When I was fifteen I imagined myself living all alone on a beautiful Greek island with blue sea and white houses (I had never been to Greece), writing books and hardly ever speaking to anyone. In those days I was so shy and awkward, so afraid of becoming dependent on others, that avoiding people seemed the best option. The idea of a community – any sort of community – horrified me. ‘Working with people’ (which I’ve done for a good many years now) seemed to be what people did who couldn’t make it intellectually or artistically – and who, mysteriously, had a grasp of the social skills I lacked.
Of course my real life has turned out very differently. I’ve always lived in towns and cities – though in London it’s perfectly possible not to connect with anyone – and, willingly or not, I’ve always found myself participating in different communities: churches in the days when I tried to be a Christian, meditation groups, folk dance groups, choirs, personal development groups, training groups, professional groups and associations. Even if I haven’t felt wholly comfortable in them or accepted by them, I would find it hard to imagine my life without them. In my early days I was drawn to the notion that ‘there is no society; there are only individuals’, but really I’ve always known that we’re all in it together.
The only groups I steered clear of for a long time were writing groups. What stopped me was the same mixture of fear and snobbery. My writing was mine alone and I didn’t want it interfered with; I didn’t want my work shown up to be as clumsy and inept as I feared it was; I knew I would find any criticism devastating; and at the same time I didn’t want to find myself among people who couldn’t really write and didn’t know good from bad.

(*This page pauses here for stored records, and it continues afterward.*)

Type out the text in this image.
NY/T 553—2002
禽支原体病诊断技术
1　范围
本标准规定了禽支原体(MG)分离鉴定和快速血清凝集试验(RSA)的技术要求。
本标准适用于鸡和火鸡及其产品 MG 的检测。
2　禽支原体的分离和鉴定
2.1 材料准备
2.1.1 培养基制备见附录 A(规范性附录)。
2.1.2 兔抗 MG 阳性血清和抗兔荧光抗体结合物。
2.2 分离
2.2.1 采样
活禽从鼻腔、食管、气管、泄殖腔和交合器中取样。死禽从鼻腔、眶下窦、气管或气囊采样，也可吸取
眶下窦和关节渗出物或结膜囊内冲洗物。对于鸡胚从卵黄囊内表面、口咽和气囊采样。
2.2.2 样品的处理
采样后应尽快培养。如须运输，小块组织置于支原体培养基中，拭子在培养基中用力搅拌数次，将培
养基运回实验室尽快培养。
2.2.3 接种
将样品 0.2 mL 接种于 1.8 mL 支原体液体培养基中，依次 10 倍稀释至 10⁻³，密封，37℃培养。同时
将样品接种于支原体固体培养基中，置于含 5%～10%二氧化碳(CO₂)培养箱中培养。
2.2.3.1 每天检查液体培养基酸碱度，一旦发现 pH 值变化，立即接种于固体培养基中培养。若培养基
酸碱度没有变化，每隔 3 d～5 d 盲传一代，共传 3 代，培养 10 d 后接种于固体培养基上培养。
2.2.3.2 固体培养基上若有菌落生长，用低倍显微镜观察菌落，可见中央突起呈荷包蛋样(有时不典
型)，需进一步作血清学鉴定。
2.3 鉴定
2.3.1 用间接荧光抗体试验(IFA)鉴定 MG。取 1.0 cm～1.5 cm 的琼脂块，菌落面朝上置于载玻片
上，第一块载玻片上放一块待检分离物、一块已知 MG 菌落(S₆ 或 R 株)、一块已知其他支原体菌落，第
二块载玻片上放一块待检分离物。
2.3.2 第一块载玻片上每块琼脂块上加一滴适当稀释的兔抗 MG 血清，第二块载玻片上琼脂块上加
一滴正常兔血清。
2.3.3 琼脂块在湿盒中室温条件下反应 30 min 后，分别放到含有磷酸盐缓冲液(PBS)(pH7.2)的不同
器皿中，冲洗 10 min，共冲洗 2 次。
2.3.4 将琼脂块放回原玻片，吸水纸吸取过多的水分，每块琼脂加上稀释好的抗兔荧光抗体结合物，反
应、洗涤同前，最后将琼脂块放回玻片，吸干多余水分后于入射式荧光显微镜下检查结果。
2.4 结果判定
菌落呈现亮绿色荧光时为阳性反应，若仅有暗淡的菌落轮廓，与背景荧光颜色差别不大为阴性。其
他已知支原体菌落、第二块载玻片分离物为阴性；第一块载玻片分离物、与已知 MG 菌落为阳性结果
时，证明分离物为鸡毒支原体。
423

I’m not sure how I got myself out of the impasse, but slowly (and sometimes, I have to admit, devastatingly) I did start going to groups and classes. I was certainly far from the best but I realised I wasn’t always the worst, and sometimes people said encouraging things. For a few years before I did the MA I was part of a monthly poetry and prose class run by a fairly distinguished poet, admission to which was by audition only (as it were). I could see clearly that my work wasn’t up to the standard of most people’s there, but nevertheless I stuck it out and was able to learn a lot from the others. It wasn’t until I did the MA that I began to get the kind of encouragement I had always longed for. The spirit in the classes was very much one of mutual help, and the tutors knew how to pick out what was best in someone’s work without losing sight of what needed improvement. We were all writers together, and it was wonderful. Nobody wanted it to stop.
Since the end of the course a group of us have continued to meet monthly and send each other work. The group are all talented writers – several have agents and one now has a publisher – and I was honoured that they asked me to join them. As a psychotherapist I’m used to being part of a peer supervision group, whose role is to offer consultation and mutual support. I never expected to find something equally sustaining as a writer. Our group celebrates people’s achievements, commiserates with their difficulties and rejections and is a source of first-class editorial advice. Before I sent out my novel again I ran it past two of my friends from the group. The careful, constructive edits I got back have made it, I think, a much better piece of work, pinpointing things that I knew weren’t quite right and suggesting ways of changing them.
When I told a friend of mine about all the help and constructive criticism I’d had, she said she now understood why authors needed to thank so many people in their acknowledgements. A piece of published writing (or would-be published writing) is a collective effort. In the end the author is responsible for it, but along the way friends and fellow writers, not to mention the agent and the editor, will all have had a hand in shaping it. How different, as my friend said, from an artist making a painting. Perhaps it does happen, but it’s much harder to imagine an artist’s friends saying things like ‘I don’t think that top right-hand bit quite works. You need more yellow there,” or “If I were you I’d rearrange the composition and put that curve over here.” An artist would most probably tell them to f*** off and stop interfering. Perhaps the difference is that it’s easier for a painter to step back and see the work as a whole, whereas writers are often so caught up in the detail of scene and character, or line and image, that they lose the wider view.
I don’t know now what I would do without my writing group. Writing may be a solitary activity but none of the writers I know are completely solitary as people. I’m certainly not; while the Greek island might be wonderful for a certain amount of time, sooner or later I’d want to come back and share my work with others. And I can now see – thank goodness – that acknowledging you can’t do it all on your own isn’t an admission of defeat but a sign of health and balance. Thank you, lovely group and all my other lovely writer friends.